Hunter Rouse

Biography

Hunter Rouse

Hydraulic Engineer – Author – Consultant – Educator – Teaching

Research – Hydraulics Engineering – Cavitation – Textbooks

Forty-fourth National Honor Member Nominated by the University of Pittsburgh

Dr. Hunter Rouse played an important international role in the development of engineering hydraulics since 1929. He was at the forefront of the evolution of engineering hydraulics from largely an art in which the hydraulician’s experience and intuition were his primary tools, to a precise well-formulated discipline. He directed pioneering work on such diverse problems as cavitation, hear convection, roughness, flow in open channels, sediment transport, density-stratified flows, boundary layers, turbulence, free-turbulence shear flows, and turbulent diffusion.

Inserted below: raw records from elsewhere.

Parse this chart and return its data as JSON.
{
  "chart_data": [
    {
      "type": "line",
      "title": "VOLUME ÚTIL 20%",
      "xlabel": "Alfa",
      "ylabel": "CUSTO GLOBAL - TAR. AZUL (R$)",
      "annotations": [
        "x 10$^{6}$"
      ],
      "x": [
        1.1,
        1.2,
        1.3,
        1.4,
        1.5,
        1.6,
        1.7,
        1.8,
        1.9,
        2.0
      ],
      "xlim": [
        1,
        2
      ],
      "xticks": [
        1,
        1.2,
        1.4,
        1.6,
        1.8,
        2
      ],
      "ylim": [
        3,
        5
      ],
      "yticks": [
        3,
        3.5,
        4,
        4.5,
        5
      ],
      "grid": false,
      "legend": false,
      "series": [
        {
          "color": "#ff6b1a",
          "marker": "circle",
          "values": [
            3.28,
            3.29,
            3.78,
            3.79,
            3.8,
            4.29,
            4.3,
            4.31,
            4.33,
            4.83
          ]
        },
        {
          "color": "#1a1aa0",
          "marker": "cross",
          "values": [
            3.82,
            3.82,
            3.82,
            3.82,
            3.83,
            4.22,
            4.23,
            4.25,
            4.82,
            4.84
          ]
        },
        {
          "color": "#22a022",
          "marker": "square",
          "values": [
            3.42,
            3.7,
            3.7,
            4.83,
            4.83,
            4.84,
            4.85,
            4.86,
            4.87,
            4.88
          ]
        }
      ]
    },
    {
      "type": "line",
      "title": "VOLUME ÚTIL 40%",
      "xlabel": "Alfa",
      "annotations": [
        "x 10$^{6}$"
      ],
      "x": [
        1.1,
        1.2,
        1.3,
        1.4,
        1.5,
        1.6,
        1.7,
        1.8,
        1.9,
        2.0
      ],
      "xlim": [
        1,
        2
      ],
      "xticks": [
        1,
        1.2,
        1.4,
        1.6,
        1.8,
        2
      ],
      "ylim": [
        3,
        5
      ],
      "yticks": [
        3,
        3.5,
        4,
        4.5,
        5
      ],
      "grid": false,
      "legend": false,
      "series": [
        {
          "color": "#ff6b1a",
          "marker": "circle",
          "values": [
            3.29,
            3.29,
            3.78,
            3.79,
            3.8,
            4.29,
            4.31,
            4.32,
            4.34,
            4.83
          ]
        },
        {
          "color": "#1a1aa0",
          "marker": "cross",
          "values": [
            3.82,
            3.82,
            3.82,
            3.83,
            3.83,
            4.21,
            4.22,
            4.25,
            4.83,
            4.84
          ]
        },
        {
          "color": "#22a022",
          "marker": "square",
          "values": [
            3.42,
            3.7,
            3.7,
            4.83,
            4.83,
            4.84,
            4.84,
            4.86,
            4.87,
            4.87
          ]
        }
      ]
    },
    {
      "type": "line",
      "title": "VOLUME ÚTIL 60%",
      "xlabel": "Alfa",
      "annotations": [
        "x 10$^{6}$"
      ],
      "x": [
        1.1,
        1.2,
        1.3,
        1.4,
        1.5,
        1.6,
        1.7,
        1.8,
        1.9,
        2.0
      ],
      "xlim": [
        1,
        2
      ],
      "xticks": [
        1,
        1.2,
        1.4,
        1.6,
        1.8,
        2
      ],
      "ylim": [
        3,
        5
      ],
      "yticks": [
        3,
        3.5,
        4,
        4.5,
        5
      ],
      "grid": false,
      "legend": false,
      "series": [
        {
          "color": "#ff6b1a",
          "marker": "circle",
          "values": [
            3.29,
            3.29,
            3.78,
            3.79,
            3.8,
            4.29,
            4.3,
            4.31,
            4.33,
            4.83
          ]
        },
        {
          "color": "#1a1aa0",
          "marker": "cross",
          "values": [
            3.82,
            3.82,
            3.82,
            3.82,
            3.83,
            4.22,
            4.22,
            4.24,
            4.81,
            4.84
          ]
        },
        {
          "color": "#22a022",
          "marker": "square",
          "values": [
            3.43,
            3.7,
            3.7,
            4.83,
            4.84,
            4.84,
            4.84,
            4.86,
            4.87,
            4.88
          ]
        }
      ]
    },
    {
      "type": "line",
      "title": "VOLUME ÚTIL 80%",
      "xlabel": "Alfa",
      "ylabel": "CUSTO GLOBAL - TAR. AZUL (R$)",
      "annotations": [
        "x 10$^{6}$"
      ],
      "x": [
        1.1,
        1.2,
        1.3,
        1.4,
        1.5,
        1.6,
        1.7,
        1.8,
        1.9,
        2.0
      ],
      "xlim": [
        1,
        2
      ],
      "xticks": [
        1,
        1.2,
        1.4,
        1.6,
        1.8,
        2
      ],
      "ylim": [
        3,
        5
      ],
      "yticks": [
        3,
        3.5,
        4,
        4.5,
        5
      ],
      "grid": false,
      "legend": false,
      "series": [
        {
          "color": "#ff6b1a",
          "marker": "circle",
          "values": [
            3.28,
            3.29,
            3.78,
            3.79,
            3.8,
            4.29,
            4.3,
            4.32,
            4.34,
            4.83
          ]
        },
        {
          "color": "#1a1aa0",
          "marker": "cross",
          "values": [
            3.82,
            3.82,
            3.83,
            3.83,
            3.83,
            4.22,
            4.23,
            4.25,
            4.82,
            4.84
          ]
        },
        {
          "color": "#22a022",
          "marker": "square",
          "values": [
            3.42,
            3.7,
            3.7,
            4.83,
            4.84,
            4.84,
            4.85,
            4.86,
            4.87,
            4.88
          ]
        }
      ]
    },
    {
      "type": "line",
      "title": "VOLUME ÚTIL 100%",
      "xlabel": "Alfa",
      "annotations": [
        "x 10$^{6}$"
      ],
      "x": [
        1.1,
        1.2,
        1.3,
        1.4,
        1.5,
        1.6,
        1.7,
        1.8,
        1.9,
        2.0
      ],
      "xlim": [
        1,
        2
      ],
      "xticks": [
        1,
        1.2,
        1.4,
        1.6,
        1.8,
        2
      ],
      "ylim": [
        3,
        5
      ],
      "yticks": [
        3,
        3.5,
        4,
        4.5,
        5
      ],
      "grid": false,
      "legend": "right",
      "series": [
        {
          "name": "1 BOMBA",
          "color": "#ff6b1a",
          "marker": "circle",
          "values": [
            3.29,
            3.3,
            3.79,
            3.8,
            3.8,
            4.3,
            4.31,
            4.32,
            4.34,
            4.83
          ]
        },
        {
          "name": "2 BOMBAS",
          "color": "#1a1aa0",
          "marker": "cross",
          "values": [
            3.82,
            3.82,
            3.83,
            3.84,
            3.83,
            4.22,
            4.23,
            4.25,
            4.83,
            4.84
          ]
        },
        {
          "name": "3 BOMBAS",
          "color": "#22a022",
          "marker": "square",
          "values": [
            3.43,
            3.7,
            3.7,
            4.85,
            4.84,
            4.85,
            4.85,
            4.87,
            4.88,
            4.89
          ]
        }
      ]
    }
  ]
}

Dr. Rouse became a member of Chi Epsilon in 1929 at MIT, where he was an honor student, editor of the student newspaper, winner of two Boit prizes for composition, a skit writer for the Tech Show, a specialty actor for the combined musical clubs, and a member of Tau Beta Pi. He was an Honorary Member of ASCE.

Dr. Rouse’s first book, Fluid Mechanics for Hydraulic Engineers, (published in 1938) was destined to play an important role in advancing the science of hydraulics in the United States. His second book was Elementary Mechanics of Fluids (with Joseph W. Howe). In 1950, Engineering Hydraulics appeared under his editorship as the proceedings of the Fourth Iowa Hydraulics Conference (the forerunner of ASCE’s Hydraulics Division Specialty Conferences). History of Hydraulics, co-authored with Simon Ince, was published first as a bilingual fold-in supplement to La Houille Blanche, and then in book form in 1957. Advanced Mechanics of Fluids, edited by Rouse, appeared in 1959.

Hunter Rouse accepted the Deanship of the University of Iowa College of Engineering in 1966, a post he held until he retired in 1972. Honors received by Dr. Rouse include: the ASCE Norman Medal (1938); the ASCE Karl Emil Hilgard prize (1951 and 1961); the ASEE George Westinghouse Award (1948); the ASEE Vincent Bendix Award (1958); the ASCE Theodore von Karman Award (1963); and the ASCE History and Heritage Award (1980). He was elected a Fellow of the American Academy of Arts and Science in 1958 and a member of the National Academy of Engineering in 1966. Also, in 1966 he was selected to five the first John R. Freeman Memorial Lecture and in 1967 was elected an honorary member of the American Society of Mechanical Engineers. In 1975, he won the first Freeman Hydraulics Prize from the Boston Society of Civil Engineers for the manuscript of this book Hydraulics in the United States, 1876-1976.

In 1979, the Hunter Rouse Hydraulic Engineering Lecture was established by ASCE to recognize others who have made significant and continuing contributions to engineering hydraulics. Hunter Rouse had an unparalleled impact on the training of generations of hydraulic engineers.

Dr. Rouse was first elected to Chi Epsilon as an undergraduate student on May 19, 1928, at MIT, chapter no. 9, chartered in 1928, with a general number of 586 and in individual chapter number of 10. He was elevated as the 44th National Honor Member at Arizona State, Tempe, Arizona on November 9, 1985, during the installation ceremonies of Arizona State as the 106th chapter.